A borough still in need of ‘youth energy’ and affordable housing

But how much urban-style growth can the borough fit? Farther down the hill, “I’m a little shocked that they keep allowing buildings to happen on that riverfront, where it floods,” says entrepreneur Michael Golden.

Golden and his billionaire business partner Michael Rubin sold GSI Commerce to eBay in 2011 — after which Golden invested in local enterprises around Conshohocken, including Kevin Tierney’s MoreThanTheCurve.com, an area news site, and two restaurants, Southern Cross Kitchen on Fayette Street, and Gypsy Saloon across the Schuylkill in West Conshy.

Unlike some businesses in Center City Philadelphia, where staff have returned slowly from COVID-19 shutdowns, Golden says he and other Fayette Street restaurateurs are “busier after the pandemic than we’ve ever been.”

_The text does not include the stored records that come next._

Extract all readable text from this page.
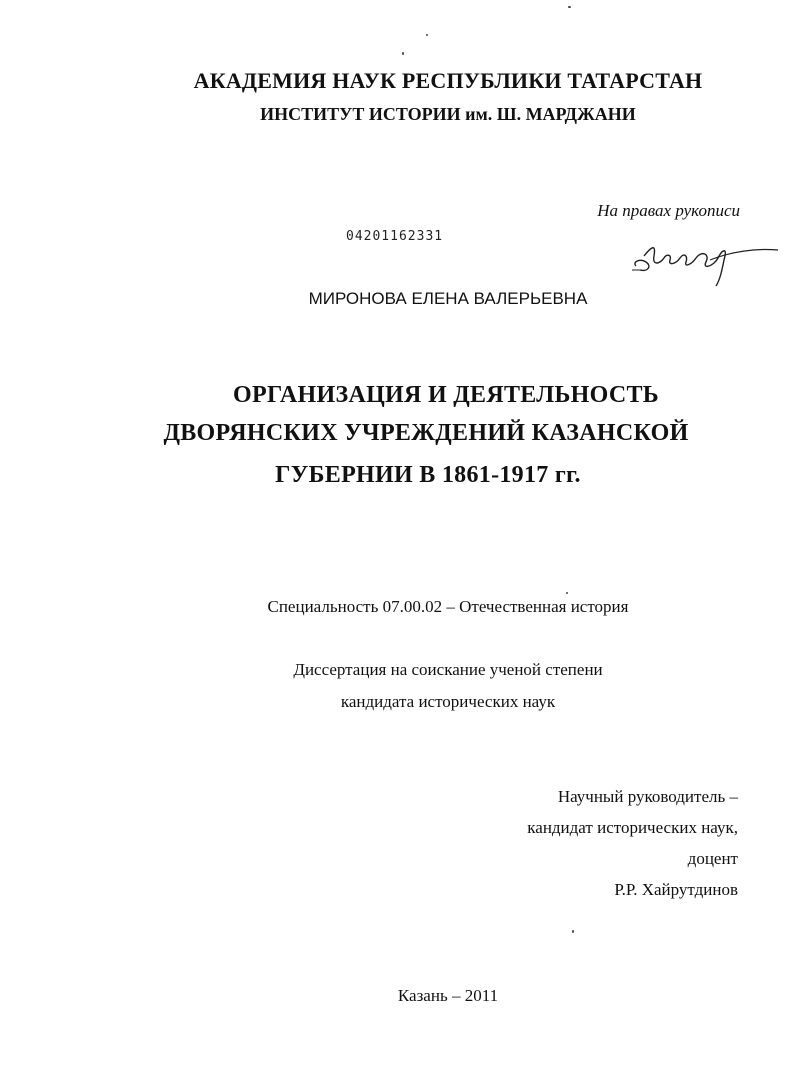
АКАДЕМИЯ НАУК РЕСПУБЛИКИ ТАТАРСТАН
ИНСТИТУТ ИСТОРИИ им. Ш. МАРДЖАНИ
На правах рукописи
04201162331
МИРОНОВА ЕЛЕНА ВАЛЕРЬЕВНА
ОРГАНИЗАЦИЯ И ДЕЯТЕЛЬНОСТЬ
ДВОРЯНСКИХ УЧРЕЖДЕНИЙ КАЗАНСКОЙ
ГУБЕРНИИ В 1861-1917 гг.
Специальность 07.00.02 – Отечественная история
Диссертация на соискание ученой степени
кандидата исторических наук
Научный руководитель –
кандидат исторических наук,
доцент
Р.Р. Хайрутдинов
Казань – 2011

He said the many financial companies that have left Philadelphia for the nearby suburbs over the years keep boosting his sales. Drug industry companies such as AmerisourceBergen, tech companies such as Oracle, which combined several local acquisitions into a single Conshohocken office, and financial companies such as pension adviser Hamilton Lane, which relocated from the City Line area, attract travelers to area hotels — and “the hotels are sending us a lot of customers,” Golden said.

But even Golden, a booster, says the borough is still missing many features.

“Conshocken and West Conshohocken suffer from the lack of a real Main Street business [and retail] district,” he says. “Fayette doesn’t have it all. Compare it to Main Street in Ambler, or Germantown Avenue in Chestnut Hill. Those are walking towns, with stores.

“You want to see a great supermarket. You want to see college students. We have a few Villanova students, but that youth energy is missing. Our demographics are super old. There’s no playhouse, there’s no movie theater, movie studios, art galleries.”

He said local officials get the message and have made it easier to close streets for parties and set up sidewalk dining. Yet the corporate and restaurant growth Conshy has enjoyed has quickly brought other challenges, Golden concluded: “We have lost the affordable housing. It’s a huge issue. The kind of working people who used to live in Conshohocken can’t afford it.”

Glazer says the borough’s easy access will draw more workers and visitors as development rolls on.

“Conshohocken has had many iterations,” he told me, sitting in one of the plastic Adirondack-style chairs that dot the green public lawn between the headquarters and the hotel on a colorful October morning. “Now we have this transit-oriented development. It’s a great exemplar for where the nation, the world, is going. We intend Sora to be at the center of it.”